Constitutional law experts surveyed by Handelsblatt questioned the legality of Germany’s plans to levy a road toll only on foreign drivers and not on German citizens.
The proposal as it stands cannot be brought into accord with European law, according to Joachim Wieland, a constitutional specialist from Speyer. “A plan that only impinges on foreigners is inherently discriminatory,” he told Handelsblatt.
Right before parliament’s summer recess, German Transport Minister Alexander Dobrindt laid out the basics of the planned toll, which was widely criticized by his own conservatives and their coalition partner, the center-left Social Democratic Party. The organization responsible for providing independent scholarly research to parliament also expressed doubts that the plan follows European Union law.
Starting in 2016, Mr. Dobrindt wants an “infrastructure charge” not only on highways, but also on all roads. The coalition agreement, on the other hand, envisions a “toll on passenger vehicles… to require owners of passenger vehicles not registered in Germany to contribute to highway expenditures, without further burdening domestically registered vehicles.” It is intended to promote “the additional financing of the maintenance and extension of our highway system.” There is no mention of state and local roads, however.

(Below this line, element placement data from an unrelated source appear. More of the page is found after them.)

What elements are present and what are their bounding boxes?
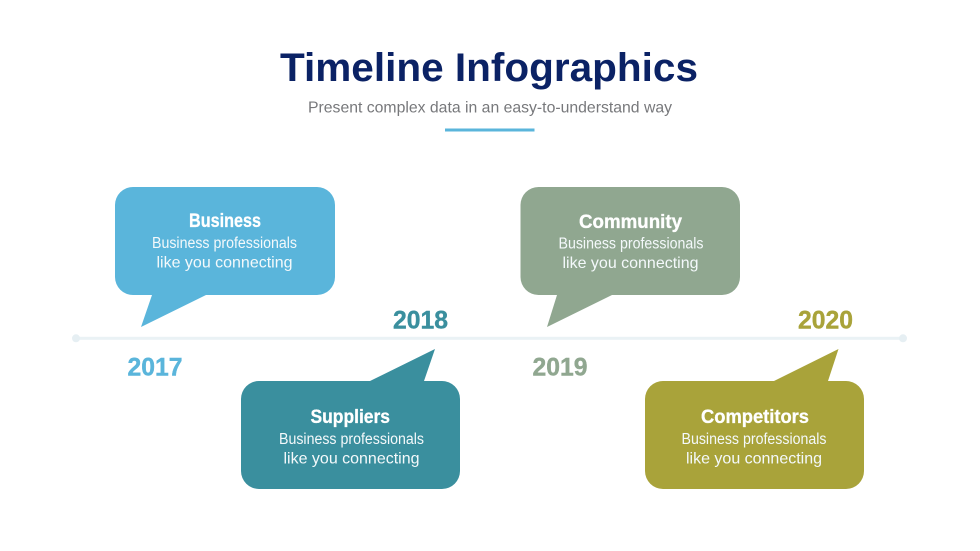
timeline axis	[72, 334, 907, 342]
panel: Business callout	[115, 187, 335, 327]
subtitle: Present complex data in an easy-to-understand way	[308, 100, 672, 116]
speech bubble: Suppliers	[241, 349, 460, 489]
title: Timeline Infographics	[280, 46, 698, 90]
year 2020: 2020	[798, 306, 853, 334]
speech bubble: Community	[520, 187, 740, 327]
year 2017: 2017	[128, 354, 182, 382]
panel: Suppliers callout	[241, 349, 460, 489]
heading: Competitors: Competitors	[701, 407, 809, 428]
text: Community description	[558, 236, 704, 272]
text: Suppliers description: Business professionals	[279, 431, 424, 448]
panel: Community callout	[520, 187, 740, 327]
heading: Business: Business	[189, 211, 261, 232]
heading: Community: Community	[579, 212, 682, 233]
speech bubble: Competitors	[645, 349, 864, 489]
title underline	[445, 128, 534, 132]
panel: Competitors callout	[645, 349, 864, 489]
year 2018: 2018	[393, 306, 448, 334]
text: Competitors description: Business professionals	[682, 431, 827, 448]
text: Competitors description	[682, 431, 827, 468]
text: Competitors description: like you connecting	[686, 450, 822, 468]
text: Business description: Business professionals	[152, 235, 297, 252]
heading: Suppliers: Suppliers	[310, 407, 390, 428]
text: Suppliers description	[279, 431, 424, 468]
text: Suppliers description: like you connecting	[284, 450, 420, 468]
text: Business description	[152, 235, 297, 272]
speech bubble: Business	[115, 187, 335, 327]
text: Business description: like you connecting	[156, 254, 292, 272]
text: Community description: like you connecting	[562, 255, 698, 272]
year 2019: 2019	[532, 354, 588, 382]
text: Community description: Business professionals	[558, 236, 704, 252]
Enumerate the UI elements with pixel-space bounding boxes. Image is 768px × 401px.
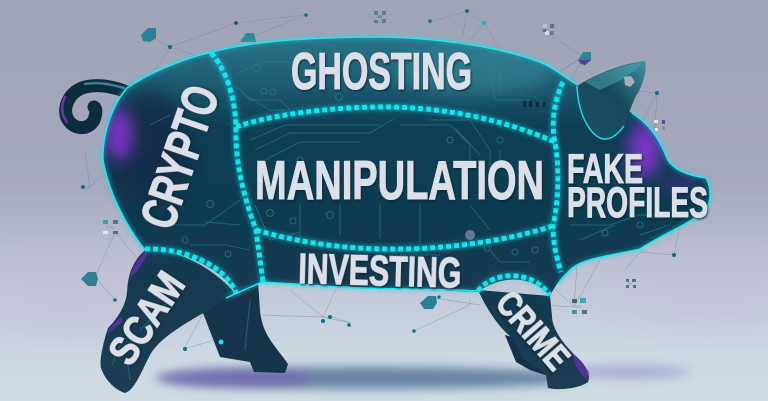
icon: tail (62, 83, 127, 128)
divider: rump (211, 53, 263, 282)
divider: front leg (478, 276, 550, 295)
divider: manipulation bottom (256, 226, 553, 249)
label: SCAM: SCAM (98, 263, 194, 373)
label: CRIME: CRIME (488, 284, 577, 378)
pig body (101, 37, 710, 393)
label: CRYPTO: CRYPTO (129, 78, 230, 236)
purple highlights (105, 44, 702, 210)
purple leg edges (107, 252, 589, 380)
circuit traces (112, 50, 680, 380)
floor shadow (155, 366, 690, 389)
label: FAKE: FAKE (567, 145, 643, 192)
icon: hexagons (81, 28, 591, 309)
icon: glowing node on leg (218, 340, 224, 344)
label: MANIPULATION: MANIPULATION (255, 149, 544, 211)
ear (577, 61, 646, 139)
divider: manipulation top (236, 107, 555, 142)
pig rear legs behind (203, 282, 560, 376)
label: GHOSTING: GHOSTING (291, 43, 472, 101)
dotted cut lines (145, 53, 563, 295)
icon: cube clusters (103, 11, 665, 314)
divider: shoulder (553, 82, 563, 272)
chip marks (465, 101, 546, 240)
body glowing outline (103, 37, 710, 298)
network nodes (83, 11, 680, 349)
label: INVESTING: INVESTING (298, 245, 462, 298)
front leg: scam (101, 250, 236, 393)
divider: rear leg (145, 249, 236, 293)
torso silhouette (103, 37, 710, 296)
front leg: crime (478, 290, 589, 389)
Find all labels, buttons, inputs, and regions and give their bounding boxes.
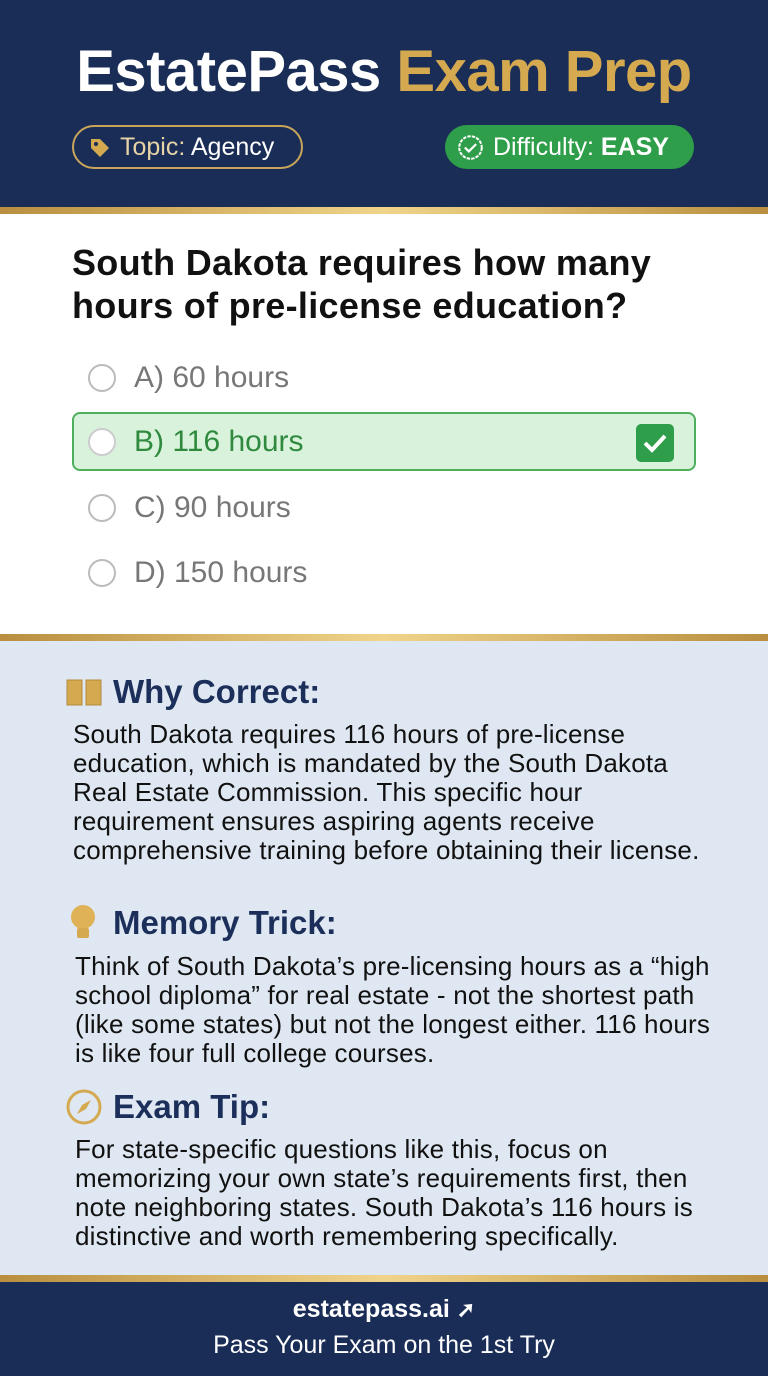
option B correct: B) 116 hours [134,424,304,458]
heading: memory trick: Memory Trick: [113,904,337,941]
icon: check seal [458,135,483,160]
text: memory trick: (like some states) but not the longest either. 116 hours [75,1009,710,1039]
text: why correct: requirement ensures aspiring agents receive [73,806,595,836]
option B correct [72,412,696,471]
topic badge [72,125,303,169]
text: exam tip: note neighboring states. South Dakota’s 116 hours is [75,1192,693,1222]
explanation panel [0,641,768,1275]
icon: book [66,680,102,706]
icon: bulb [71,905,95,938]
icon: tag [91,139,109,157]
text: why correct: South Dakota requires 116 hours of pre-license [73,719,625,749]
text: why correct: Real Estate Commission. This specific hour [73,777,582,807]
icon: checkmark [636,424,674,462]
text: memory trick: Think of South Dakota’s pre-licensing hours as a “high [75,951,710,981]
text: exam tip: distinctive and worth remembering specifically. [75,1221,619,1251]
text: exam tip: memorizing your own state’s requirements first, then [75,1163,688,1193]
text: why correct [73,719,700,865]
text: memory trick: school diploma” for real estate - not the shortest path [75,980,694,1010]
topic badge: Topic: Agency [120,133,274,161]
difficulty badge [445,125,694,169]
option A: A) 60 hours [134,360,289,394]
heading: why correct: Why Correct: [113,673,320,710]
text: why correct: comprehensive training before obtaining their license. [73,835,700,865]
difficulty badge: Difficulty: EASY [493,133,669,161]
text: exam tip [75,1134,693,1251]
text: memory trick: is like four full college courses. [75,1038,434,1068]
text: memory trick [75,951,710,1068]
option D: D) 150 hours [134,556,307,588]
text: why correct: education, which is mandated by the South Dakota [73,748,668,778]
icon: compass [66,1090,102,1124]
title: EstatePass Exam Prep [76,39,692,104]
heading: exam tip: Exam Tip: [113,1088,270,1125]
question [72,242,651,326]
footer [0,1282,768,1376]
option C: C) 90 hours [134,490,291,524]
text: exam tip: For state-specific questions like this, focus on [75,1134,608,1164]
question panel [0,214,768,634]
footer url: estatepass.ai ➚ [293,1295,475,1323]
question: hours of pre-license education? [72,285,627,326]
footer tagline: Pass Your Exam on the 1st Try [213,1331,555,1359]
header [0,0,768,207]
question: South Dakota requires how many [72,242,651,283]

“With legislation establishing a passenger-vehicle toll on all roadways, the federal government is appropriating quite a lot of jurisdiction for itself,” said Mr. Wieland. “But that does not allow it to collect fees on state and local roadways.”
Those authorities would have the right to those revenues, he said, and they would have to agree to such measures in the Bundesrat, the upper house of parliament representing Germany’s 16 states.